Literatura feita na periferia avança com ficção científica
Produção que se firmou com olhar realista começa a ter ramificações no terror, na fantasia e no insólito
Como movimento, a literatura que brota nas quebradas do Brasil começa a ter força no início deste terceiro milênio. Mas a pegada realista vem se desdobrando em outras vertentes, como a ficção científica. Afinal, na favela também há quem prefira os mundos possíveis além da terra firme.
Para atender esse público, três amigos da zona Norte paulistana, escritores e envolvidos com edição de livros, fundaram, em 2018, a editora Kitembo – termo de origem angolana, representa uma divindade ligada ao tempo.
A editora é a única no país especializada em ficção científica. “A gente sentia falta dessa produção feita na periferia por gente preta”, conta Anderson Lima, 40 anos, editor e um dos fundadores.
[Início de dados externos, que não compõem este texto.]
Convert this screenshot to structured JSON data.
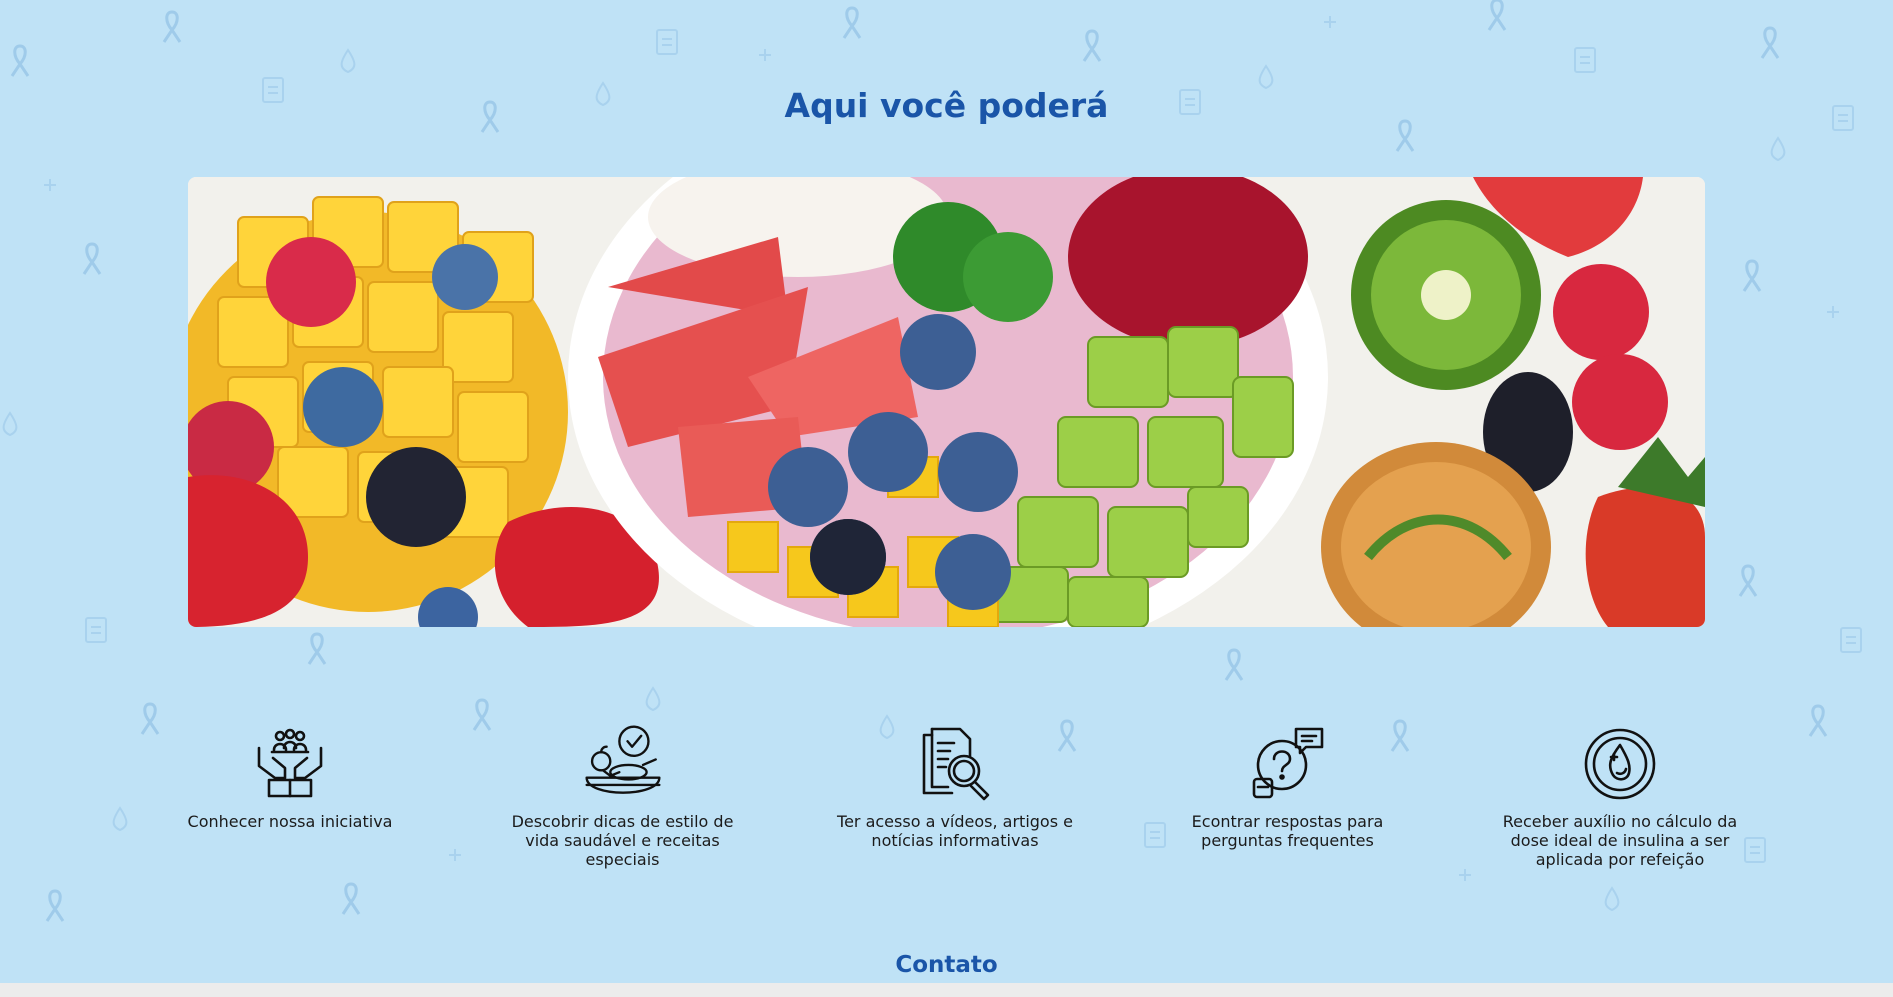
{
  "section": {
    "title": "Aqui você poderá"
  },
  "hero": {
    "alt": "fruit-bowl-photo"
  },
  "features": [
    {
      "icon": "hands-community-icon",
      "label": "Conhecer nossa iniciativa"
    },
    {
      "icon": "healthy-food-plate-icon",
      "label": "Descobrir dicas de estilo de vida saudável e receitas especiais"
    },
    {
      "icon": "document-search-icon",
      "label": "Ter acesso a vídeos, artigos e notícias informativas"
    },
    {
      "icon": "question-chat-icon",
      "label": "Econtrar respostas para perguntas frequentes"
    },
    {
      "icon": "insulin-drop-icon",
      "label": "Receber auxílio no cálculo da dose ideal de insulina a ser aplicada por refeição"
    }
  ],
  "footer": {
    "contact": "Contato"
  },
  "colors": {
    "background": "#bfe2f6",
    "accent": "#1a55a8",
    "text": "#1b1b1b"
  }
}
O negócio começou na sala da casa de Israel Neto, 35 anos, fã de ficção científica e escritor com quatro livros publicados, três pela Kitembo, que ajudou a fundar. O investimento inicial, do bolso dos fundadores, foi de R$ 3 mil.
“A ideia era disputar o imaginário por meio da ficção, publicando autoras e autores pretos, procurando mudar o cenário, para pagar direitos autorais e mexer na cadeia produtiva, como ter editores e revisores pretos”, explica Israel.
Crescimento na pandemia
Durante a pandemia causada pela coronavírus, o negócio cresceu via internet, possibilitando que a produção chegasse a diversos territórios. Antes da covid-19, a Kitembo tinha dois títulos publicados; depois, 15. As obras chegaram ao Brasil inteiro.
E autoras e autores chegaram de diversos territórios. Atualmente, são 40, entre quem escreve e ilustra. São artistas do Ceará, Bahia, Rio Grande do Sul, Rio de Janeiro, Minas Gerais, Piauí, Amazonas, Paraíba, Brasília e São Paulo.
Apesar da internet ter dado o impulso principal ao negócio, 60% do faturamento da editora vem da presença física em feiras e eventos, como a Expo Favela, em São Paulo, onde a Kitembo montou seu estande.
Conexões estéticas
A produção artística do ramo literário periférico que cresce com ficção científica envolve o universo geek, de consumidores de cultura pop e nerd. Essa literatura dialoga ainda com o afrofuturismo, movimento cultural, estético e político.
“Esses aspectos se cruzam no sentido de escrever futuros em que, além do protagonismo preto, utilizamos ferramentas tecnológicas contemporâneas e ancestrais”, explica Israel Neto.
O terceiro componente do trio fundador da editora Kitembo, Henrique André, completa a explicação: “Não é o realismo fantástico na linha de Gabriel García Márquez. É o universo dos sonhos e pesadelos que disputam os sentimentos humanos”.
Ficção científica periférica
Uma autora do Rio de Janeiro e um escritor de São Paulo são considerados precursores da literatura de ficção científica periférica.
Ela é Lu Ain Zaila, que escreveu a Dualogia Brasil 2048, publicação independente. A obra é composta por dois romances (In) Verdades, de 2016, e (R)Evolução, de 2017, que contam a história da heroína negra Ena. Dualogia está sendo republicada pela editora Kitembo.
Além de Lu Ainda Zaila, outro percursor é Fábio Kabral. Com o livro O Caçador Cibernético da Rua 13, narrativa futurista com elementos da mitologia iorubá, ele deu o pontapé inicial à produção de ficção científica identificada com a negritude e as quebradas do Brasil.
Já há produção acadêmica sobre essa literatura, como a pesquisa de doutorado de Roberta Tszesnioski, desenvolvida na Universidade Tecnológica Federal do Paraná (UTFPR).